Gelet op de artikelen 6.1, 6.3 en 7.3 van de Wet studiefinanciering BES;

De Afdeling advisering van de Raad van State gehoord (advies van 20 oktober 2010, No. W05.10.0453/I);

Gezien het nader rapport van de Staatssecretaris van Onderwijs, Cultuur en Wetenschap van 31 januari 2011, nr. WJZ 256320 (1760), directie Wetgeving en Juridische Zaken, uitgebracht mede namens Onze Minister van Binnenlandse Zaken en Koninkrijksaangelegenheden;

Hebben goedgevonden en verstaan:

Artikel 3. Uitbetaling studiefinanciering BES

  • 1 Studiefinanciering BES wordt uitbetaald tussen de twintigste en dertigste dag van elke maand, tenzij bij ministeriële regeling anders is bepaald.

  • 3 Indien een herzieningsbeschikking als bedoeld in artikel 5.1, eerste en tweede lid, van de wet of een beslissing op bezwaar daartoe aanleiding geeft, wordt het bedrag aan studiefinanciering BES dat te weinig was toegekend, aan de betrokkene ineens uitbetaald of met hem verrekend.

Artikel 4. Verstrekken van inlichtingen

Het verstrekken van inlichtingen door organen met een publiekrechtelijke taak, benodigd voor de uitvoering van de wet, geschiedt binnen 4 weken na de dag van verzending van de aanvraag om inlichtingen. Onze Minister kan bij de aanvraag om inlichtingen aangeven hoe de overdracht van informatie moet plaatsvinden.

Artikel 5. Samenloop terugbetaling WSF BES en WSF 2000

Terugwerkende kracht

Voor dit artikel is een wijziging met terugwerkende kracht gepubliceerd.
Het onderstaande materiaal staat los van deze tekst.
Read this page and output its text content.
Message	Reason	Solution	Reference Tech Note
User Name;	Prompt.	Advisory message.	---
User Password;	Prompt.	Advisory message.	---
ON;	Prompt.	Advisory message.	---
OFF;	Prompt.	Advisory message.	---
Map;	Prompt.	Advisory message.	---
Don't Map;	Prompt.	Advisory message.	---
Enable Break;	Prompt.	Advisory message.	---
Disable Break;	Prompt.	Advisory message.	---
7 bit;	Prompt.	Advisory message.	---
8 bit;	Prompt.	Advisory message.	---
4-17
Zie opmerking onder de tekst voor nadere informatie.

Op het bedrag van de draagkracht, bedoeld in artikel 4.11 van de wet, van de debiteur die tevens een schuld uit hoofde van de Wet studiefinanciering 2000 heeft, wordt in mindering gebracht het bedrag dat de debiteur maandelijks op grond van de Wet studiefinanciering 2000 moet terugbetalen.

Terugwerkende kracht

Stb. 2017, 336, datum inwerkingtreding 15-09-2017, bevat een wijziging met terugwerkende kracht van dit artikel. Deze wijziging werkt terug tot en met 01-08-2017.

De terugwerkende kracht geldt ten aanzien van opleidingen in het beroepsonderwijs.
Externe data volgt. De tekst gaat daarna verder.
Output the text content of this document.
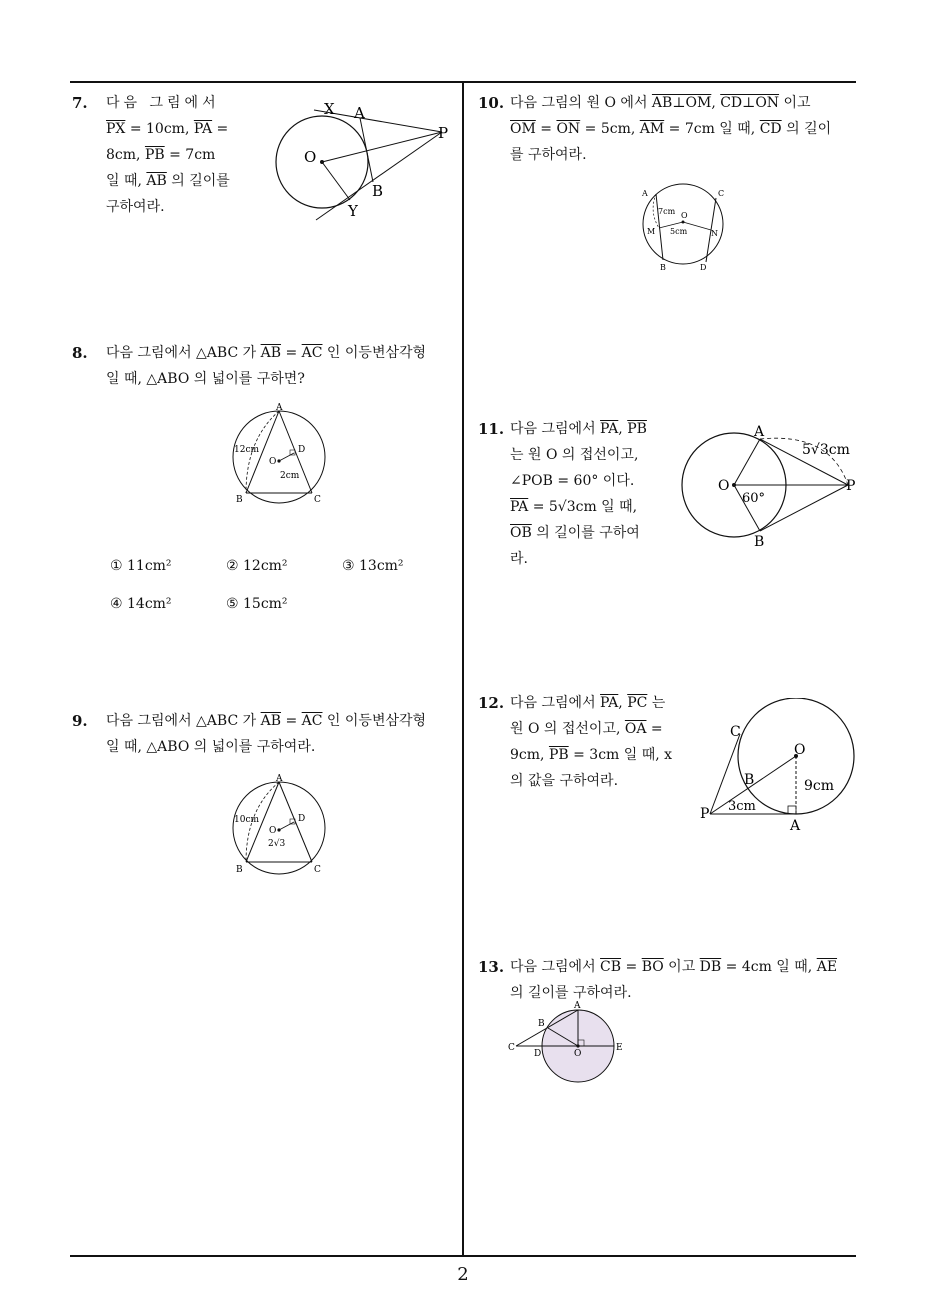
7. 다음 그림에서
$\overline{PX} = 10cm$, $\overline{PA}$ =
8cm, $\overline{PB} = 7cm$
일 때, $\overline{AB}$ 의 길이를
구하여라.
X A
P
O
B
Y
8. 다음 그림에서 △ABC 가 $\overline{AB} = \overline{AC}$ 인 이등변삼각형
일 때, △ABO 의 넓이를 구하면?
A
12cm	D
O
2cm
B	C
① 11cm²	② 12cm²	③ 13cm²
④ 14cm²	⑤ 15cm²
9. 다음 그림에서 △ABC 가 $\overline{AB} = \overline{AC}$ 인 이등변삼각형
일 때, △ABO 의 넓이를 구하여라.
A
10cm	D
O
2√3
B	C
10. 다음 그림의 원 O 에서 AB⊥OM, CD⊥ON 이고
$\overline{OM} = \overline{ON} = 5cm$, $\overline{AM} = 7cm$ 일 때, $\overline{CD}$ 의 길이
를 구하여라.
A	C
7cm O
M 5cm	N
B	D
11. 다음 그림에서 $\overline{PA}$, $\overline{PB}$
는 원 O 의 접선이고,
∠POB = 60° 이다.
$\overline{PA} = 5√3cm$ 일 때,
$\overline{OB}$ 의 길이를 구하여
라.
A
5√3cm
O
60°
P
B
12. 다음 그림에서 $\overline{PA}$, $\overline{PC}$ 는
원 O 의 접선이고, $\overline{OA}$ =
9cm, $\overline{PB} = 3cm$ 일 때, x
의 값을 구하여라.
C
O
B	9cm
3cm
P
A
13. 다음 그림에서 $\overline{CB} = \overline{BO}$ 이고 $\overline{DB} = 4cm$ 일 때, $\overline{AE}$
의 길이를 구하여라.
A
B
C
D	O
E
2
1 Op het bedrag van de draagkracht, bedoeld in artikel 4.11 van de wet, van de debiteur die tevens een schuld uit hoofde van de Wet studiefinanciering 2000 heeft, wordt in mindering gebracht het bedrag dat de debiteur maandelijks op grond van de Wet studiefinanciering 2000 moet terugbetalen.

2 Indien de debiteur tevens een lening uit hoofde van het levenlanglerenkrediet, bedoeld in artikel 1.1, eerste lid, van de Wet studiefinanciering 2000, terugbetaalt, is hoofdstuk 7 van het Besluit studiefinanciering 2000 van overeenkomstige toepassing, met dien verstande dat voor de draagkracht wordt gelezen de laagst vastgestelde draagkracht, bedoeld in artikel 6.3 van de wet.

3 Bij ministeriële regeling kunnen nadere regels worden gesteld met het oog op een goede uitvoering van het tweede lid.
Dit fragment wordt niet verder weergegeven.